Newly freed, previously enslaved African Americans accomplished the incredible feat of building the institution “out of the ashes of a war that nearly destroyed the nation,” Buckley said.

These faith-filled people, “our ancestors” had already opened Natchez Seminary before Natchez College, two institutions founded less than 20 years after the Civil War.

Buckley called this feat “part mystery and part miracle,” Buckley said.
“This mysterious and miraculous place is a place that we call Natchez College,” he said. “A place where Booker T. Washington lectured in 1908. A place where Anne Moody (author of Coming of Age in Mississippi) began her first protest over what most college students protest about, the cafeteria food.”

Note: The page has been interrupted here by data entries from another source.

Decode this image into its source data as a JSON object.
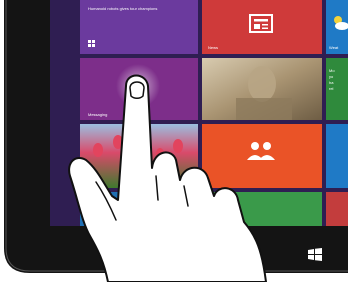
{
  "tiles": {
    "top_banner_text": "Humanoid robots gives tour champions",
    "news_label": "News",
    "messaging_label": "Messaging",
    "weather_label": "Weat",
    "right_partial_lines": [
      "Mo",
      "yo",
      "ha",
      "rel"
    ]
  },
  "icons": {
    "news": "newspaper-icon",
    "people": "people-icon",
    "windows_button": "windows-logo-icon",
    "small_grid": "app-grid-icon",
    "weather": "cloud-sun-icon"
  },
  "colors": {
    "purple_tile": "#6b3a9e",
    "magenta_tile": "#7d2e8a",
    "red_tile": "#cf3a3a",
    "orange_tile": "#ea5327",
    "blue_tile": "#1f7ac6",
    "green_tile": "#2f8a3c",
    "background": "#2f1e52",
    "bezel": "#141414"
  }
}
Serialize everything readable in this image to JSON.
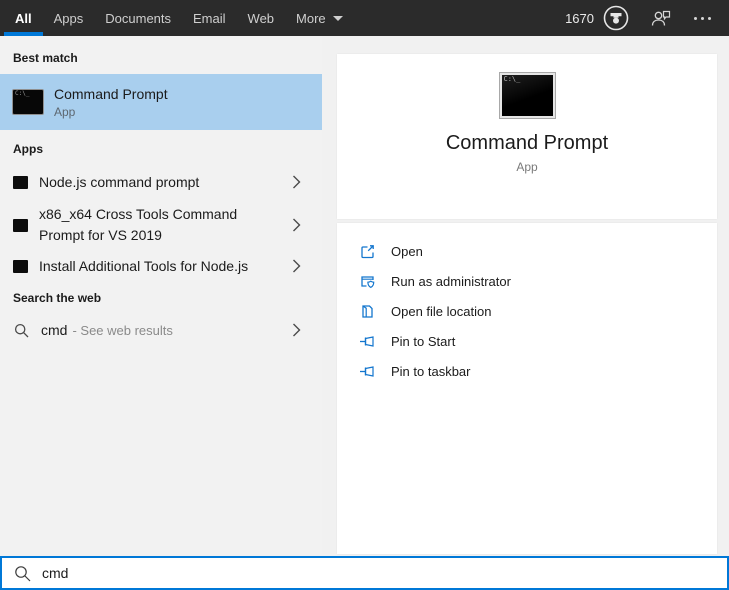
{
  "header": {
    "tabs": [
      {
        "label": "All",
        "active": true
      },
      {
        "label": "Apps",
        "active": false
      },
      {
        "label": "Documents",
        "active": false
      },
      {
        "label": "Email",
        "active": false
      },
      {
        "label": "Web",
        "active": false
      },
      {
        "label": "More",
        "active": false,
        "has_dropdown": true
      }
    ],
    "rewards_points": "1670",
    "icons": [
      "rewards-medal-icon",
      "feedback-icon",
      "more-options-icon"
    ]
  },
  "left_panel": {
    "best_match": {
      "heading": "Best match",
      "item": {
        "title": "Command Prompt",
        "subtitle": "App",
        "icon": "command-prompt-icon",
        "selected": true
      }
    },
    "apps": {
      "heading": "Apps",
      "items": [
        {
          "title": "Node.js command prompt",
          "icon": "terminal-app-icon"
        },
        {
          "title": "x86_x64 Cross Tools Command Prompt for VS 2019",
          "icon": "terminal-app-icon"
        },
        {
          "title": "Install Additional Tools for Node.js",
          "icon": "terminal-app-icon"
        }
      ]
    },
    "web": {
      "heading": "Search the web",
      "item": {
        "query": "cmd",
        "suffix": "- See web results",
        "icon": "search-icon"
      }
    }
  },
  "preview_panel": {
    "title": "Command Prompt",
    "subtitle": "App",
    "icon_glyph": "C:\\_",
    "actions": [
      {
        "label": "Open",
        "icon": "open-icon"
      },
      {
        "label": "Run as administrator",
        "icon": "run-admin-shield-icon"
      },
      {
        "label": "Open file location",
        "icon": "file-location-icon"
      },
      {
        "label": "Pin to Start",
        "icon": "pin-icon"
      },
      {
        "label": "Pin to taskbar",
        "icon": "pin-icon"
      }
    ]
  },
  "search_bar": {
    "value": "cmd",
    "icon": "search-icon"
  },
  "colors": {
    "accent": "#0078d7",
    "header_bg": "#2b2b2b",
    "panel_bg": "#f2f2f2",
    "highlight": "#a9cfee",
    "action_icon_blue": "#1376ce"
  }
}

Buckley invited Mississippi House Representative Robert Johnson III, D-Natchez; Mississippi Department of Archives and History Director Katie Blount, Johnny Waycaster of Waycaster Dungan Architects; contractor Joel Smith and executive officers of the General Missionary Baptist State Convention of Mississippi up to the stage for the signing of the contract.

This work is largely being funded by a grant from the Lilly Endowment Fund acquired through the foundation’s Religion and Cultural Institutions Initiative, a nationwide effort to help museums and other cultural institutions improve the public understanding of religion.

“With the signing of this contract, another phase of the restoration of the two remaining historic buildings will be completed,” Buckley said, “helping to ensure that the stones of our ancestors, mysteriously and miraculously placed … will stand as a memorial for future generations. … We will be able to tell the mysterious miraculous story of how God used the people once bound by fetters to build a monument to him.”

MDAH stated that its historic preservation team will oversee a grant of $750,000 from the Lilly Endowment Fund for the GMBSC’s renovation of the college’s chapel building.

Lilly Endowment support of $36,000 in addition to other state and federal grants enables MDAH’s other project, building an interpretive center and a historic preservation field school at Historic Jefferson College.

“Our mission is to tell all Mississippi stories, and the influence of religion is among the most important,” said Blount. “The support of the Lilly Endowment is critical to our goals of reaching a broader audience at all of our sites and interpreting our state’s history at Natchez College and Historic Jefferson College.”